By the time you get to this part in your thinking and have chosen how to respond, your adrenaline rush should have dissipated a bit. Engaging her will get you another one—so will walking away. But walking away will take you out of the fray where engaging here will only escalate it.
This is how a failure on your part (failed to make NM happy, failed to warn Sister to keep something you said between just you two, failure to recognize Sister would likely blab it in front of NM) can be turned into a learning experience for you. It doesn’t matter if anybody else sees it as a failure just as long as you can learn and grow from the experience. A baby learning to walk overbalances and falls numerous times before he finally gets it right—what if he was not allowed to fail? What if there was a limit on how many failures were permissible before he wouldn’t try anymore? There is a child in Brazil who was born with no feet and yet he not only learned to walk (with no prostheses), he is a soccer prodigy1. What if he had listened to the parent who was convinced he would never be able to walk? He tried and he failed many more times than you or I did when learning to walk, but he learned from each failure until he had learned to fine tune his balance to the point that he could not only walk, but he could excel at soccer.

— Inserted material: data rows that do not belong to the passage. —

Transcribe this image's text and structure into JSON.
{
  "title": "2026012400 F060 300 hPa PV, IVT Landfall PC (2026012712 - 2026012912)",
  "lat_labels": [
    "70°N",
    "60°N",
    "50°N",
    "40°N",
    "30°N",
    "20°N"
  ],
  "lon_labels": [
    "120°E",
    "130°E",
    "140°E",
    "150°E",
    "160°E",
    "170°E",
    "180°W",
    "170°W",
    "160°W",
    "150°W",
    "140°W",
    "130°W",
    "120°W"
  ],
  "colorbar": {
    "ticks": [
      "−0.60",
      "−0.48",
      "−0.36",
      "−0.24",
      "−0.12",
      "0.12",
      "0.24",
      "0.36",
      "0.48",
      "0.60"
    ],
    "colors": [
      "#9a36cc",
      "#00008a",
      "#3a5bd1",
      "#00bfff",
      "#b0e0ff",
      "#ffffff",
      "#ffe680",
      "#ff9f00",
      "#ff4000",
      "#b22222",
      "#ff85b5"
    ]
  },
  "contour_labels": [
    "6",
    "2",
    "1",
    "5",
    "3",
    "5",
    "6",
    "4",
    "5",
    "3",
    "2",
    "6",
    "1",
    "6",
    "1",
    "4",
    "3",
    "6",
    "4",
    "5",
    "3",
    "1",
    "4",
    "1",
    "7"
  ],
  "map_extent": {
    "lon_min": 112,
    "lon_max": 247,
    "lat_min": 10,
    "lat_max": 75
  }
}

How can we justify doing anything less? Because failure hurts or is humiliating? Well, if you stop thinking of it as failure and start thinking of it as the first step in a learning process, the pain is blunted, the humiliation loses its sting. The more you do it, the less of the negatives you feel. The first time I wore a bikini I stayed wrapped in a towel, embarrassed by sheer abundance of naked never-seen-the-sun white flesh. By the end of the summer I had no trouble at all dropping the towel and heading for the water: the more I did it, the less uncomfortable I was with it. Learning to embrace failure works exactly the same way and if you are going to reap the rewards it has to give you, it is something you need to start working on sooner, rather than later.